Al escuchar los ruidos de la pelea, Mirta Díaz, la esposa de Riveros, se levantó y se topó con la dramática escena y en segundos, con uno de los ladrones apuntándole de frente, contó la mujer.
"Nos pedían joyas, plata y nosotros no tenemos. Me sacaron la alianza y otras cadenitas de oro que tenía en una bolsita. Se los notaba nerviosos y lo peor fue cuando revisaron las piezas y vieron a mi hijo sentado en su cama", dijo Díaz.

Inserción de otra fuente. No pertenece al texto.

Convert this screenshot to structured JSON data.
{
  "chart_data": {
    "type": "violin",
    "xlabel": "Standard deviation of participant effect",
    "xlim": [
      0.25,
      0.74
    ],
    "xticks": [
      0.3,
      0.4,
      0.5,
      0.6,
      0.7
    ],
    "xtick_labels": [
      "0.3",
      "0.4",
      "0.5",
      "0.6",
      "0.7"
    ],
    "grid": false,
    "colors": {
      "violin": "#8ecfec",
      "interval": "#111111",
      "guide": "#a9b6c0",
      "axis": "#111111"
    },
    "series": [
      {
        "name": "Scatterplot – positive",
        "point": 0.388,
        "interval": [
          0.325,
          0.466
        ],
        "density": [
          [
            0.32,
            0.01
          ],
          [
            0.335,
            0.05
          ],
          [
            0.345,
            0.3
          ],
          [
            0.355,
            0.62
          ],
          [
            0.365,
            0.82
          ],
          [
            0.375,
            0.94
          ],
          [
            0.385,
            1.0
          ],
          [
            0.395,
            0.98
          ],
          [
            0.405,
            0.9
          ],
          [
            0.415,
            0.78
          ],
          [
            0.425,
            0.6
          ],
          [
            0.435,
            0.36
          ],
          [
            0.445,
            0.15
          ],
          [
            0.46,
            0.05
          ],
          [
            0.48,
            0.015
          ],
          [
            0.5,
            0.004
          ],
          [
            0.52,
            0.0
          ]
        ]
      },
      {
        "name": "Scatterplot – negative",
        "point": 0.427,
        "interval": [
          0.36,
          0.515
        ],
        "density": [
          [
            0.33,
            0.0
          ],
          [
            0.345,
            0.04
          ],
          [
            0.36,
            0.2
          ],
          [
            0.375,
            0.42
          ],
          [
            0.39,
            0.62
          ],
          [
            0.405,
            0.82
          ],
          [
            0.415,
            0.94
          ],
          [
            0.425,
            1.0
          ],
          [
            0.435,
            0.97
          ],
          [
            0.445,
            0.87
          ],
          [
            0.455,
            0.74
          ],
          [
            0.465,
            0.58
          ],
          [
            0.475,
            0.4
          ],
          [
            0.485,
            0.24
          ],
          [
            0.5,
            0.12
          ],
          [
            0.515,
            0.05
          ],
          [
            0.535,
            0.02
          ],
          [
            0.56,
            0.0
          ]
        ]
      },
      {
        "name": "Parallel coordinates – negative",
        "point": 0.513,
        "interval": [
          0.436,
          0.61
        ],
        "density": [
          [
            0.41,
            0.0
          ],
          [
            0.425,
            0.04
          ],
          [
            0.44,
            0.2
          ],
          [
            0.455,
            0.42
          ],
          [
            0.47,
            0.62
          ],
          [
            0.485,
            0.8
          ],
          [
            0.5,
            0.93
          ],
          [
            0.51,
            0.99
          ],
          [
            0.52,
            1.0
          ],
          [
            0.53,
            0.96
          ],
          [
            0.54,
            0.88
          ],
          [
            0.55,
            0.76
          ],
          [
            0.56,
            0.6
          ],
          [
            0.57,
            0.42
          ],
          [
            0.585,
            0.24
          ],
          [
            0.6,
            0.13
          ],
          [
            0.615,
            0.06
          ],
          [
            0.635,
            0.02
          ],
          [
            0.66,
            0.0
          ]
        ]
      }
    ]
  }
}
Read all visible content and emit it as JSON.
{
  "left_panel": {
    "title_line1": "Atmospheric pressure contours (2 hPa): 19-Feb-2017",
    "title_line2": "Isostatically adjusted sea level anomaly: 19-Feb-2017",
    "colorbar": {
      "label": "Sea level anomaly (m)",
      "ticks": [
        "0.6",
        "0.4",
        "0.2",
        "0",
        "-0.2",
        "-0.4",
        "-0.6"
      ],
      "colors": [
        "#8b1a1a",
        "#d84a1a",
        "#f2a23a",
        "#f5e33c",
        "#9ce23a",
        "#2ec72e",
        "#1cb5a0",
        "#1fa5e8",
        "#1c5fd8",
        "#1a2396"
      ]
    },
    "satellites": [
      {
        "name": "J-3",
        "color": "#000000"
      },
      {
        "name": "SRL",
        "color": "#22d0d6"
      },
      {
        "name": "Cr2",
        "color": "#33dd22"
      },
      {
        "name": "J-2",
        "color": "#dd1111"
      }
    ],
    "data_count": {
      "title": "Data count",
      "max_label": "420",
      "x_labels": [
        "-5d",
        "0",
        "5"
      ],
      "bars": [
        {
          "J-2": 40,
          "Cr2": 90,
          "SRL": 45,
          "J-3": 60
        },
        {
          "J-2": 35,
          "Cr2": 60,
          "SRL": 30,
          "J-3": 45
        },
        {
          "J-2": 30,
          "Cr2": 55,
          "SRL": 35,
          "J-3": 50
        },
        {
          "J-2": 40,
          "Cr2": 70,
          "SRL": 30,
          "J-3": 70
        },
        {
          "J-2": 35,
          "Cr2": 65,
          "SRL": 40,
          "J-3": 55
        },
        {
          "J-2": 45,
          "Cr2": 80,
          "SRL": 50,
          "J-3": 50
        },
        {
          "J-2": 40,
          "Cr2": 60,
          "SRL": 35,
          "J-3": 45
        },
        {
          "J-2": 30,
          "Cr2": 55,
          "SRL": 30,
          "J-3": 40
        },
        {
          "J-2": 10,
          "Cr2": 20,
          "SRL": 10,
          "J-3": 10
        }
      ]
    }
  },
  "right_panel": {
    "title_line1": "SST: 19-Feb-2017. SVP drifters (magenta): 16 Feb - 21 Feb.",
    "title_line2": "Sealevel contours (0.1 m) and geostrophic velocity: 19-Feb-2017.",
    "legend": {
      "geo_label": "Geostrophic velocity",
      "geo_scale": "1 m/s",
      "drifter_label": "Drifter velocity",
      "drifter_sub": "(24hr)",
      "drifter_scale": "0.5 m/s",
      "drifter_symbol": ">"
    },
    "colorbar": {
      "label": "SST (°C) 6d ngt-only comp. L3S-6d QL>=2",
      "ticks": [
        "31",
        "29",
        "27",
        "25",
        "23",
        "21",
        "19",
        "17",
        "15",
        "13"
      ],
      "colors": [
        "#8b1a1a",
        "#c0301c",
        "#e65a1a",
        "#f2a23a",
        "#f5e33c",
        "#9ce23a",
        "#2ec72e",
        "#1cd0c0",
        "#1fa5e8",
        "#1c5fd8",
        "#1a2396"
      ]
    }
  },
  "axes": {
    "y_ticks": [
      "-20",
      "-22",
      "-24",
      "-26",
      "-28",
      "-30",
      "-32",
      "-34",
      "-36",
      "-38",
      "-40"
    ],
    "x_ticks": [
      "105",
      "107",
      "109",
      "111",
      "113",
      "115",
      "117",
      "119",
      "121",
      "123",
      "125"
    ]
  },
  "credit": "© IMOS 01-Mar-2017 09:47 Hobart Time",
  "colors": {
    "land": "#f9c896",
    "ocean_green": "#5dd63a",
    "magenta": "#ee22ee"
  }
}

Ese delincuente encañonó a Sergio (31), el menor de los dos hijos del matrimonio y que padece esclerosis múltiple, y hasta amenazó con matarlo si no le daban dinero. La mujer le rogó al ladrón que no lo lastimaran por su salud. Entonces el malviviente sacó la netbook que compró hace unos meses el muchacho. En ese aparato guardaba información importantísima sobre su enfermedad y apuntes de su hermana Verónica, que es psicóloga, contó Díaz, quien agregó que también le sacaron a su hijo una alcancía con algunos pesos. Además, se llevaron $2.500 que hallaron en distintos sectores.
Después llevaron a las víctimas al dormitorio de Sergio y los ladrones cargaron el LCD y el DVD del comedor, y se llevaron las llaves de la casa. Tras 20 minutos, terminaba el violento asalto.
"Fue una desgracia con suerte. Queremos más presencia policial en la zona, porque hace 2 meses le pasó lo mismo a una vecina. Además, deberían hacer algo con la placita de la esquina, porque atrae malas juntas", relató Díaz.